Eu pulei da cama de um lado, o Príncipe Eleito do outro e fiquei rodando feito barata tonta no quarto sem saber o que fazer. Por uma roupa seria uma boa ideia, para começar. Teria sido fácil, se minhas pernas colaborassem. Parecia que eu era feita de gelatina, gelatina fora da geladeira por sinal. Nada de músculos ou ossos. Gelatina mesmo. Enfiei qualquer coisa pela cabeça e quando dei conta, my lover estava do lado de fora de casa. Pense que "o lado de fora da casa" significa: "onde estavam os assaltantes"!
Desesperei: meu pai berrava no andar de baixo, minha mãe gritava na escada, o lover xingava no quintal e o Leonardo roncava tranquilo, alheio ao estardalhaço que corria solto em casa.
Bem, eu tinha uma tarefa até que simples: devia ligar para a guarita de segurança (que diga-se de passagem, é na esquina de casa), porém, havia um fator complicante: eu não tremia. Eu chacoalhava. E gaguejava. E quase babava de pavor. Minhas pernas travaram e eu tentava discar e apertava todos os números errados. Quando consegui falar com o segurança, eu não lembrava o endereço de casa, nem o número da casa. Não lembrava nem meu nome.
Meu pai tinha tido um rompante de valentia e fechado a janela da sala (por onde eles tentaram invadir a casa) na mão do assaltante. E não contente, agarrou o revólver do desgraçado e tentou desarmá-lo, enquanto berrava: Ofélia, traz minha espingarda que vou matar esse filho-da-putaaaaaaaaa! Os meliantes saltaram o muro para fora de casa.
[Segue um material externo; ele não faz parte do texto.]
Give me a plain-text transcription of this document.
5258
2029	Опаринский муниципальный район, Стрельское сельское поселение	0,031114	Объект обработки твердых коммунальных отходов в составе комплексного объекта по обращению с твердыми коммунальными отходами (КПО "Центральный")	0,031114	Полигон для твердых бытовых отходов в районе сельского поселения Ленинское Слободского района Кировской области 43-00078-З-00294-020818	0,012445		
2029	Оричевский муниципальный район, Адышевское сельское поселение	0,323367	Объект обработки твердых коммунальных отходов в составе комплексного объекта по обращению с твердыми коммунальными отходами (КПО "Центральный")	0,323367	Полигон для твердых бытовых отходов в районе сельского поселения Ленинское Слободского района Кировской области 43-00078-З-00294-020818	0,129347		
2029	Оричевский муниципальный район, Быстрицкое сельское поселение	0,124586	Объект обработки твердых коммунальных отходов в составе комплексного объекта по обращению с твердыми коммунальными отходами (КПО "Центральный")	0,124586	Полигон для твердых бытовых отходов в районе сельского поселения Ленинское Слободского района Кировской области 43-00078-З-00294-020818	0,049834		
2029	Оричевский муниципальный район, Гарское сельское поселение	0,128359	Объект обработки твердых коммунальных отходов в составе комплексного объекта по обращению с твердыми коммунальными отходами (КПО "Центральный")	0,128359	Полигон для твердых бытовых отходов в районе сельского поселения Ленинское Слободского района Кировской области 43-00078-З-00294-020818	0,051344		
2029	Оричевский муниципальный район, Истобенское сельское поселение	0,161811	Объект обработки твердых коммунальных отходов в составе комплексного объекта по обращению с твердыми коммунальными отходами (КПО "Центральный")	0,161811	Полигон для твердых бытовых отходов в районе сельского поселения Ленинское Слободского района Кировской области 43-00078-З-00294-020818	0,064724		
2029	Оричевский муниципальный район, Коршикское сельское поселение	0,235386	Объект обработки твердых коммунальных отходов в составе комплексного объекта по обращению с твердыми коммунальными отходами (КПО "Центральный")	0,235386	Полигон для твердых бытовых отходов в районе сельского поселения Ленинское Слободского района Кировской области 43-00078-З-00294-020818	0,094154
A segurança chegou. Com holofotes portáteis que iluminavam tudo, armados e inesperadamente gentis e educados. E felizmente, controlados. Andaram pela casa toda. Pelos quintais, pelo jardim e pomar. E nada.
A história acabou com a chegada da polícia (também gentil, educada e armada até os dentes), um tombo na lavanderia e uma topada na quina do sofá por esta atrapalhada que vos escreve. Fraturei outro dedo do pé. Meu pai machucou três dedos da mão. Minha mãe ficou rouca. O Léo dormiu o tempo todo. Eu tenho a sensação que não vou dormir nunca mais.
PS: As Crônicas de La Sorcière são baseadas em fatos reais. Porém, eu invento, aumento, minto um pouco e me divirto de montão. Mas devo admitir que desta vez, não foi nem um pouco engraçado...
PS2: Os defensores dos direitos humanos que me desculpem, mas lugar de bandido É NA CADEIA. Vendo o sol nascer quadrado.